Crise humanitaire en Grèce
Les praticiens grecs avaient précédé depuis longtemps leurs
confrères ibériques dans cette entreprise de contestation. Mais à
Athènes, il ne s’agit pas de défendre uniquement les étrangers,
mais l’ensemble de la population. Il faut dire que le pays voit se
succéder les coupes sombres dans le budget de la santé (il a
diminué de 25 % depuis 2009), tandis que la couverture universelle
et gratuite a été totalement supprimée. Autant de bouleversements
qui laissent aujourd’hui la médecine et la population grecque « au
bord d’une crise humanitaire » affirme aujourd’hui un collectif
formé de médecins et de patients. Si leurs inquiétudes sont
aujourd’hui renforcées c’est en raison du projet du gouvernement de
réaliser 1,4 milliard d’euros d’économies supplémentaires dans les
hôpitaux et les centres de santé, alors que depuis plusieurs
semaines, les pénuries de médicament, liées à de trop nombreuses
factures de laboratoires impayées, se multiplient.
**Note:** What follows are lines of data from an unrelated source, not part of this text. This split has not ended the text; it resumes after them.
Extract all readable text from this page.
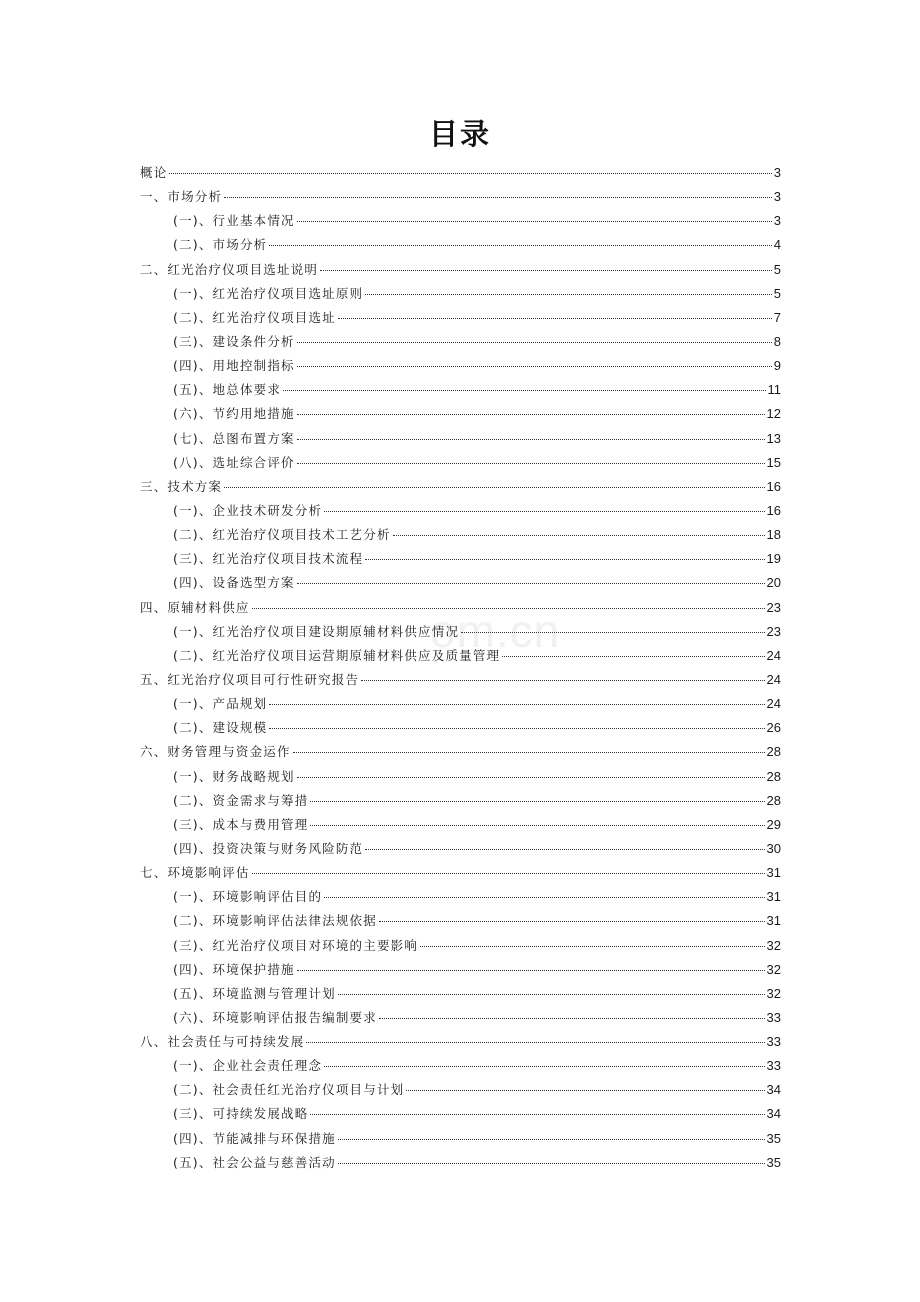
目录
概论	3
一、市场分析	3
(一)、行业基本情况	3
(二)、市场分析	4
二、红光治疗仪项目选址说明	5
(一)、红光治疗仪项目选址原则	5
(二)、红光治疗仪项目选址	7
(三)、建设条件分析	8
(四)、用地控制指标	9
(五)、地总体要求	11
(六)、节约用地措施	12
(七)、总图布置方案	13
(八)、选址综合评价	15
三、技术方案	16
(一)、企业技术研发分析	16
(二)、红光治疗仪项目技术工艺分析	18
(三)、红光治疗仪项目技术流程	19
(四)、设备选型方案	20
四、原辅材料供应	23
(一)、红光治疗仪项目建设期原辅材料供应情况	23
(二)、红光治疗仪项目运营期原辅材料供应及质量管理	24
五、红光治疗仪项目可行性研究报告	24
(一)、产品规划	24
(二)、建设规模	26
六、财务管理与资金运作	28
(一)、财务战略规划	28
(二)、资金需求与筹措	28
(三)、成本与费用管理	29
(四)、投资决策与财务风险防范	30
七、环境影响评估	31
(一)、环境影响评估目的	31
(二)、环境影响评估法律法规依据	31
(三)、红光治疗仪项目对环境的主要影响	32
(四)、环境保护措施	32
(五)、环境监测与管理计划	32
(六)、环境影响评估报告编制要求	33
八、社会责任与可持续发展	33
(一)、企业社会责任理念	33
(二)、社会责任红光治疗仪项目与计划	34
(三)、可持续发展战略	34
(四)、节能减排与环保措施	35
(五)、社会公益与慈善活动	35
om.cn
Opération ordonnances propres à Rome
A des milliers de kilomètres, d’Athènes, une autre ville
fondatrice de notre civilisation bruisse depuis quelques heures de
la colère des médecins, des infirmiers et des pharmaciens. A Rome,
les blouses blanches sont dans la rue, récusant une grande partie
des mesures adoptées par le gouvernement Monti cette semaine.
Beaucoup touchent au cœur l’exercice quotidien des praticiens qui
par exemple ne pourront plus à partir de l’année prochaine
travailler conjointement dans un cabinet de ville et dans une
clinique. Par ce dispositif, le gouvernement souhaite mettre fin à
de nombreuses fraudes. Dans le même esprit, il sera prochainement
interdit de régler ses consultations en espèce ou de rédiger ses
ordonnances à la main. Enfin, comme partout, les restrictions
budgétaires promettent d’être très élevées : dix milliards d’euros
devront être économisés d’ici 2014.
Privatisations tous azimuts en Allemagne
Enfin, il n’est pas que les pays fortement frappés par la crise
économique qui voient leurs professionnels de santé monter au
créneau. L’Allemagne est également confrontée au blues de ses
blouses blanches. En ligne de mire : les conséquences de la
privatisation à marche forcée de l’offre de soins hospitaliers
depuis quelques années. Nombre de praticiens germaniques affirment
en effet que cette tendance accroît une pression difficilement
supportable sur la gestion des soins, potentiellement dommageable
pour la qualité de la prise en charge des malades.